WPATH, the World Professional Association for Transgender Health, recently released Version 7 of its Standards of Care (SOC) at its Symposium in Atlanta, the first time that the SOC have been revised since 2001. The WPATH SOC are used by health care professionals internationally to guide their work with transgender people. Version 7 of the SOC represents a significant, positive shift in providing health care to transgender people.
The new SOC acknowledge that “gender dysphoria” may exist, and may be classified as a mental disorder in order to facilitate access to health care. However, transgender, transsexual, and gender non-conforming individuals are not inherently disordered, and gender dysphoria is not necessarily a life-time diagnosis.
The new SOC clearly state that “reparative therapies” are unethical, affirm the value of harm reduction approaches, and call for health care providers to play a greater role in advocating for increased tolerance and equity, and the elimination of prejudice, discrimination, and stigma.
Another major shift is the tone of the new SOC. The new standards are focused on what health care providers can do to assist transgender individuals with affirming their gender identity, exploring different options for expression of that identity, and making decisions about treatments to alleviate gender dysphoria, rather than what “hoops” transgender individuals need to “jump through” to prove that they are eligible to access treatment. The dreaded term “real life test” or “experience” has been removed, although 12 continuous months of living in a gender role that is congruent with their gender identity is required for genital surgery.
The new SOC also contain key changes in the qualifications of mental health professionals.
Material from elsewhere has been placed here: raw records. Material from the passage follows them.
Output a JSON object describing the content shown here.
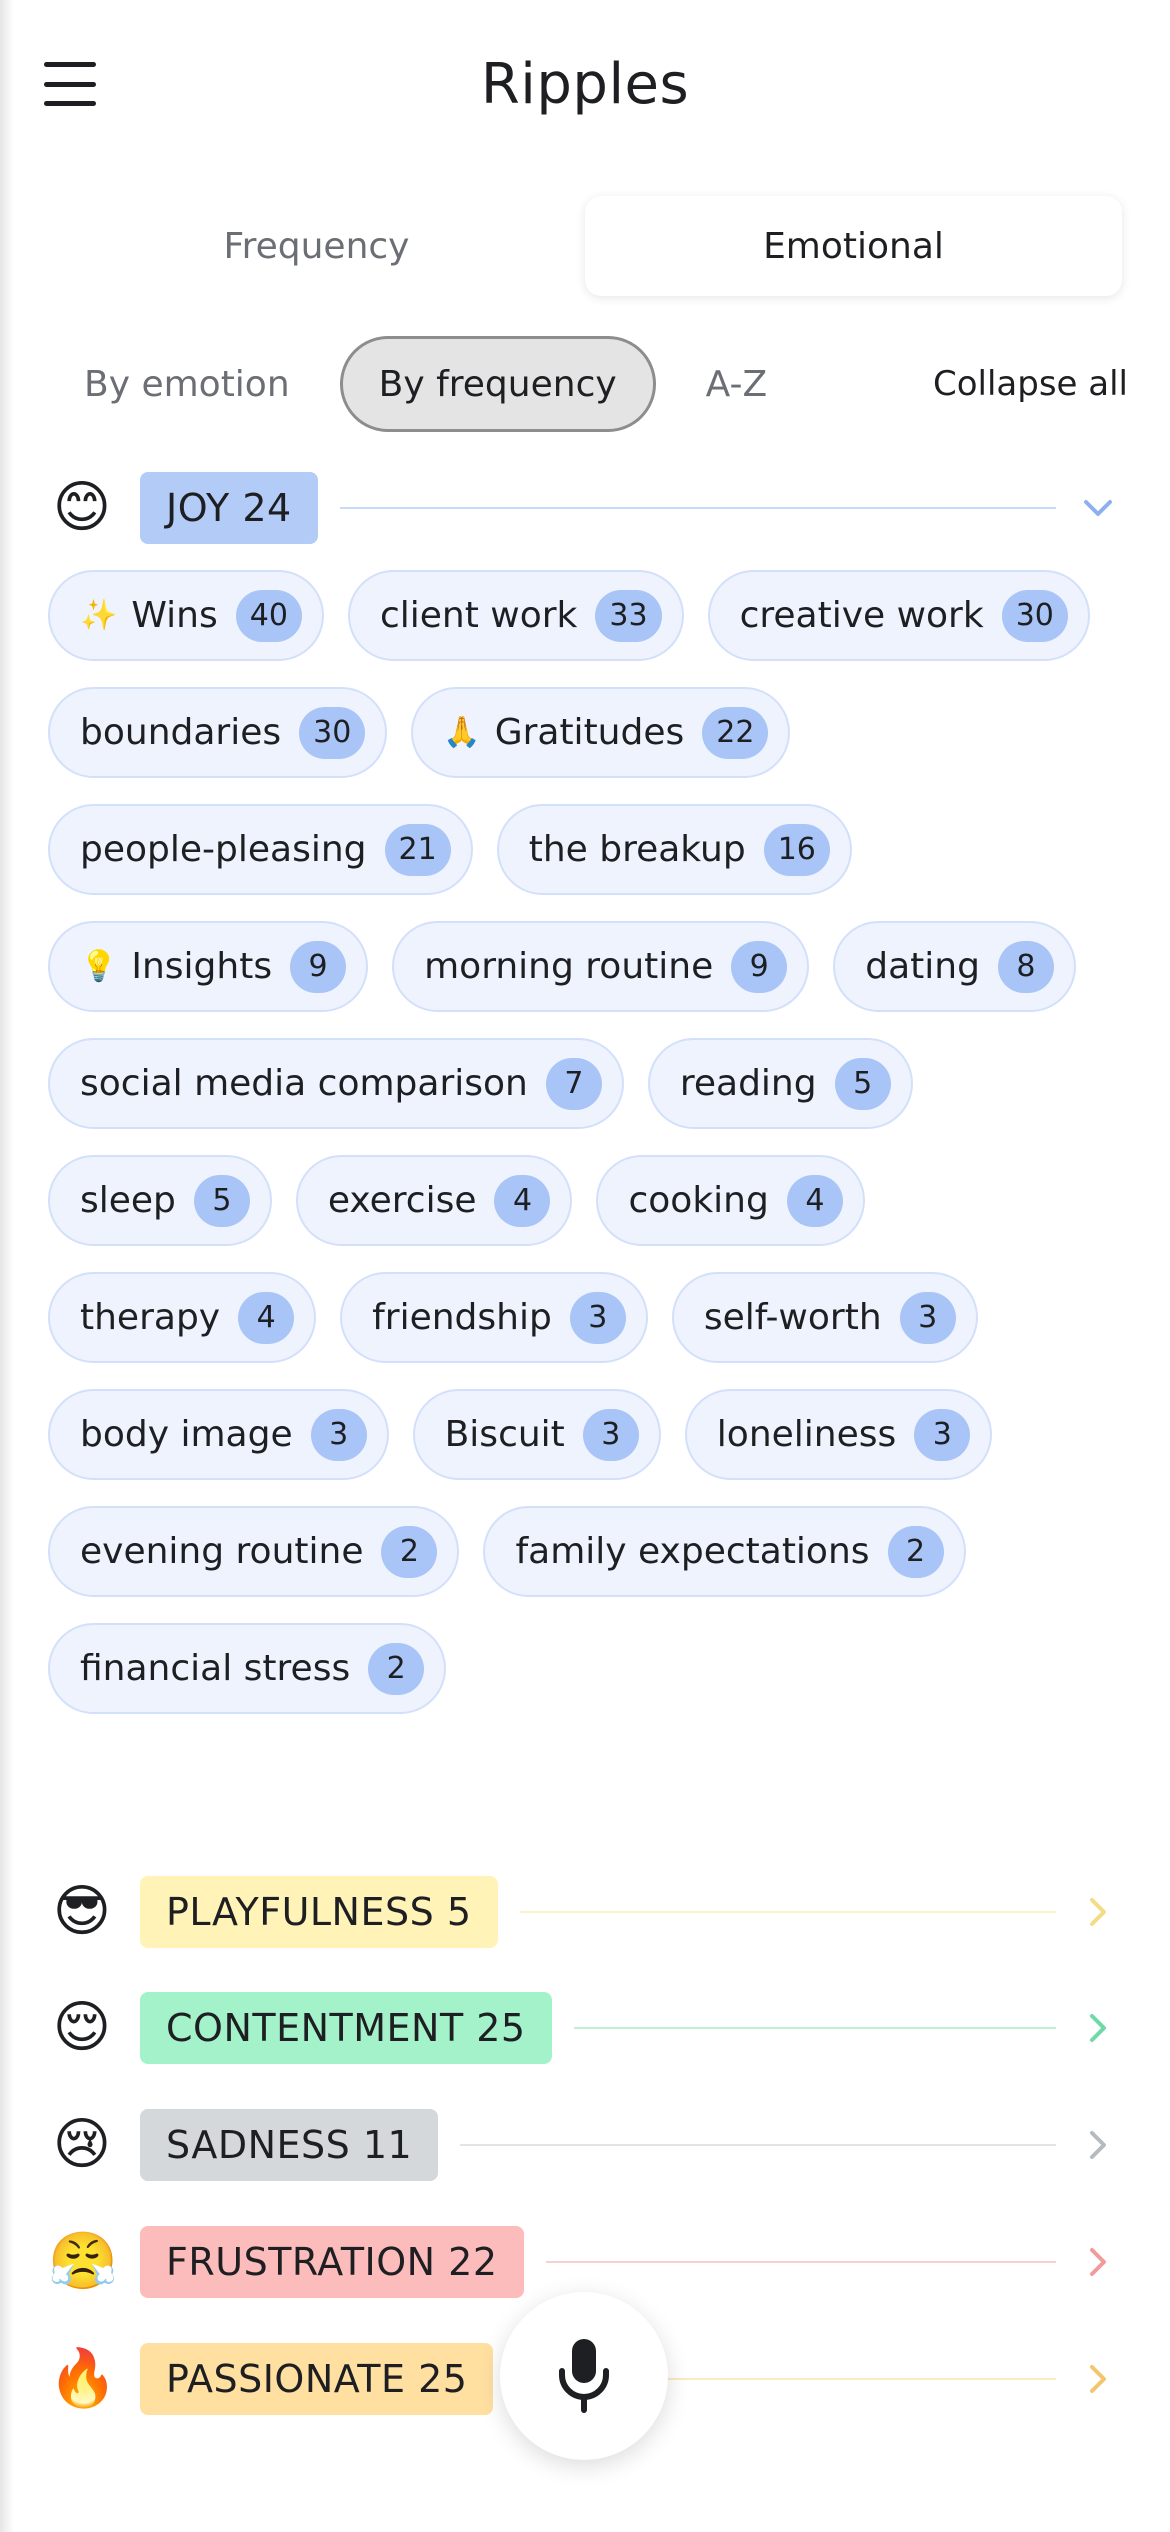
{
  "app": {
    "title": "Ripples"
  },
  "tabs": [
    {
      "label": "Frequency",
      "active": false
    },
    {
      "label": "Emotional",
      "active": true
    }
  ],
  "sort": {
    "options": [
      "By emotion",
      "By frequency",
      "A-Z"
    ],
    "active": "By frequency",
    "collapse_label": "Collapse all"
  },
  "categories": [
    {
      "emoji": "😊",
      "label": "JOY 24",
      "color": "#b3ccf7",
      "line": "#c8daf9",
      "chev": "#8fb0ef",
      "expanded": true
    },
    {
      "emoji": "😎",
      "label": "PLAYFULNESS 5",
      "color": "#fff3b8",
      "line": "#fbf1c6",
      "chev": "#f3dc86",
      "expanded": false
    },
    {
      "emoji": "😌",
      "label": "CONTENTMENT 25",
      "color": "#a3f2c9",
      "line": "#bff0d6",
      "chev": "#6fd9a7",
      "expanded": false
    },
    {
      "emoji": "😢",
      "label": "SADNESS 11",
      "color": "#d4d8db",
      "line": "#e2e5e7",
      "chev": "#b5bbbf",
      "expanded": false
    },
    {
      "emoji": "😤",
      "label": "FRUSTRATION 22",
      "color": "#fdbcbc",
      "line": "#f9cfcf",
      "chev": "#f19b9b",
      "expanded": false
    },
    {
      "emoji": "🔥",
      "label": "PASSIONATE 25",
      "color": "#ffe0a1",
      "line": "#fde9c2",
      "chev": "#f3c66d",
      "expanded": false
    }
  ],
  "joy_topics": [
    {
      "emoji": "✨",
      "label": "Wins",
      "count": "40"
    },
    {
      "label": "client work",
      "count": "33"
    },
    {
      "label": "creative work",
      "count": "30"
    },
    {
      "label": "boundaries",
      "count": "30"
    },
    {
      "emoji": "🙏",
      "label": "Gratitudes",
      "count": "22"
    },
    {
      "label": "people-pleasing",
      "count": "21"
    },
    {
      "label": "the breakup",
      "count": "16"
    },
    {
      "emoji": "💡",
      "label": "Insights",
      "count": "9"
    },
    {
      "label": "morning routine",
      "count": "9"
    },
    {
      "label": "dating",
      "count": "8"
    },
    {
      "label": "social media comparison",
      "count": "7"
    },
    {
      "label": "reading",
      "count": "5"
    },
    {
      "label": "sleep",
      "count": "5"
    },
    {
      "label": "exercise",
      "count": "4"
    },
    {
      "label": "cooking",
      "count": "4"
    },
    {
      "label": "therapy",
      "count": "4"
    },
    {
      "label": "friendship",
      "count": "3"
    },
    {
      "label": "self-worth",
      "count": "3"
    },
    {
      "label": "body image",
      "count": "3"
    },
    {
      "label": "Biscuit",
      "count": "3"
    },
    {
      "label": "loneliness",
      "count": "3"
    },
    {
      "label": "evening routine",
      "count": "2"
    },
    {
      "label": "family expectations",
      "count": "2"
    },
    {
      "label": "financial stress",
      "count": "2"
    }
  ],
  "icons": {
    "menu": "hamburger-icon",
    "mic": "microphone-icon",
    "expand": "chevron-down-icon",
    "collapsed": "chevron-right-icon"
  }
}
Assessment of individuals for hormone therapy can be done by a health professional that has appropriate training in behavioural health and is competent to assess gender dysphoria (including family physicians and nurse practitioners), especially when working as part of multi-disciplinary teams. Surgery requires independent assessment by two mental health professionals with a master’s degree or its equivalent in clinical behavioural science.
And in addition to hormonal and surgical treatments and mental health services, the new SOC also address issues related to primary care, gynecologic and urologic care, reproductive options, and voice and communication therapy for transgender people.